Students reflect after one year of COVID-19

Jessie Lehman, Staff Reporter

On March 11, 2020, Tulane University announced the start of online learning due to the COVID-19 pandemic. A year later, Tulane has moved into a green action-alert level with almost no active cases and is preparing for a regular fall 2021 semester. 

In the past year, students, faculty and staff have been forced to take on new approaches to higher education. With all of the uncertainty of the past three semesters, senior Hannah Avery-Peck feels a bittersweet hope for the future, as life is returning to normal. That being said, her next normal part of life will not be at Tulane. 

Even so, Avery-Peck expressed concerns for the transition back to in-person learning for other students after almost three semesters on Zoom. 

“I think maybe if I wasn’t a senior I’d be more concerned about the transition out of online learning,” Avery-Peck said. 

Sophomore Joe Hirsch said that his routine of getting out of bed just before the start of class will be difficult to part with. However, even with the routine Hirsch has developed, he feels that online learning presented new challenges. 

“It’s kind of like an interesting balance where I don’t feel like I have as much work,” Hirsch said. “I feel like I have an overall easier academic life, but at the same time I still have anxiety around it because of the lack of motivation it gives me.” 

Junior Jonah Golder also said that while there are certain perks of online learning, he is ready to go back into the classroom with a greater value for in-person teaching. 

“At first, Zoom sort of felt new, novel and fun, with little quirky aspects and having a shared experience,” Golder said. “However, now I feel like I am very much ready to get back into the classroom as I focus much better with a teacher physically in front of me.”

Despite the difficulties of online learning, Golder commended Tulane for their dedication to bringing students back and for having many courses meet in person. Looking back, however, Golder wished Tulane adjusted their tuition as “this year of ‘learning’ does not compare to a normal ‘full’ experience.”

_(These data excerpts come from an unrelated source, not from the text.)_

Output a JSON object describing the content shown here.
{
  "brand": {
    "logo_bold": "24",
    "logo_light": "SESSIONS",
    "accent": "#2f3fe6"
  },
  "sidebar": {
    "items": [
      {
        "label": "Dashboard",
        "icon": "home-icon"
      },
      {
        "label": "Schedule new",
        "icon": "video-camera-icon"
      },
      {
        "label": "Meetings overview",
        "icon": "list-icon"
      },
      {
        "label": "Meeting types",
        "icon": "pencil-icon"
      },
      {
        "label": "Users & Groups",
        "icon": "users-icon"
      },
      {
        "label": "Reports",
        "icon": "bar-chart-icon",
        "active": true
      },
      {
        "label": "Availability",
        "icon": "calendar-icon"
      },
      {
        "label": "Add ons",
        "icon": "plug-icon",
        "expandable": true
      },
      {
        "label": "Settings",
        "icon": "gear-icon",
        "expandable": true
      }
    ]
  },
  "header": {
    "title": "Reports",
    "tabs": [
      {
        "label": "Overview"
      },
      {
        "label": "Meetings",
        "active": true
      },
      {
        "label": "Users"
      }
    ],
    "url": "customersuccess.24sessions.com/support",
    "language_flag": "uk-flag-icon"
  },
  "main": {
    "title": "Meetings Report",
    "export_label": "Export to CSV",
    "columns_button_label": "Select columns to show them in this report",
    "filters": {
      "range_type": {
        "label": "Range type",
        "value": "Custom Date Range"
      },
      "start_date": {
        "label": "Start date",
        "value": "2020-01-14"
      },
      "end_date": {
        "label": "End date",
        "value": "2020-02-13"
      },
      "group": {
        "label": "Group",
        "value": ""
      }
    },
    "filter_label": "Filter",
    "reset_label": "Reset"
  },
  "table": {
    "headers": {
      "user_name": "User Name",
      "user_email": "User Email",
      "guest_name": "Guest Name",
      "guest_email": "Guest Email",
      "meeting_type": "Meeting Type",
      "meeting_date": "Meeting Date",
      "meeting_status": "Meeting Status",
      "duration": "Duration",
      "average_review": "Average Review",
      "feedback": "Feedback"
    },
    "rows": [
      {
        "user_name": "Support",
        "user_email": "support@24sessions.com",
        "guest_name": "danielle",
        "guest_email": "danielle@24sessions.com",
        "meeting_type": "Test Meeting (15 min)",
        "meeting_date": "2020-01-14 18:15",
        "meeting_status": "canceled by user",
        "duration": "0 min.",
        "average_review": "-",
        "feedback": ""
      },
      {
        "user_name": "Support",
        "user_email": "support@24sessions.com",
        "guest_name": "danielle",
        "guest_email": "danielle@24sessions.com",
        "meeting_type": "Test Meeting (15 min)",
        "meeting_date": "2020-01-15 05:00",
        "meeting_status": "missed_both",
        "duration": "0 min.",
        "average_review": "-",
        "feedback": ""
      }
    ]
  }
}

Avery-Peck said that Tulane’s effort to bring students back, while somewhat for financial purposes, was also a product of the faculty and staff’s care for students. She said that the Tulane community “genuinely want to see their students happy.” 

Avery-Peck also admired the university plan for a safe return. “They tried really hard and they invested more money into allowing us to come back, and I’m really really proud to say that I go to a school that did that because so many schools didn’t,” Avery-Peck said. 

At the same time, Hirsch said that being back on campus during the COVID-19 pandemic posed more mental health challenges, which, according to Hirsch, Tulane could have handled better. 

“They say that they do a lot for our mental health without doing that much,” Hirsh said. “Like doing online trivia and bingo games is not gonna do much, I’m gonna be honest.”

Something that aided students’ mental health, however, was the closer relationships students could foster with their pods by being on campus. 

 “It wasn’t until the pandemic that I feel like we were hanging out with our small little pod and that I really got to know people and got to become really comfortable with them,” Avery-Peck said. To her, learning the value of quality time was a silver-lining of the pandemic. 

Golder has also been able to learn from the uncertainty of the pandemic. 

“I think being more conscious of what you can and cannot control has really allowed me to learn a lot about myself and helped me day-to-day make sense of the state of the world,” Golder said. 

Tulane’s success in squashing its COVID-19 positivity rate in the recent weeks, and the continuing vaccine distributions, have made students hopeful for the future. 

“I am hopeful,” Golder said. “The increasing vaccine distribution makes me feel very good, as well as Tulane’s almost nonexistent positivity rate. I think the next year will be full of fun and interesting events as everyone will want to make up for lost time.”

Avery-Peck agreed that while she missed out on her senior year, she looks forward to the future. Additionally, Avery-Peck is proud of how Tulane was able to make the best of difficult circumstances.  

“I’m hopeful that students at this school, and that everyone … appreciates what Tulane has accomplished in the last year,” Avery-Peck said.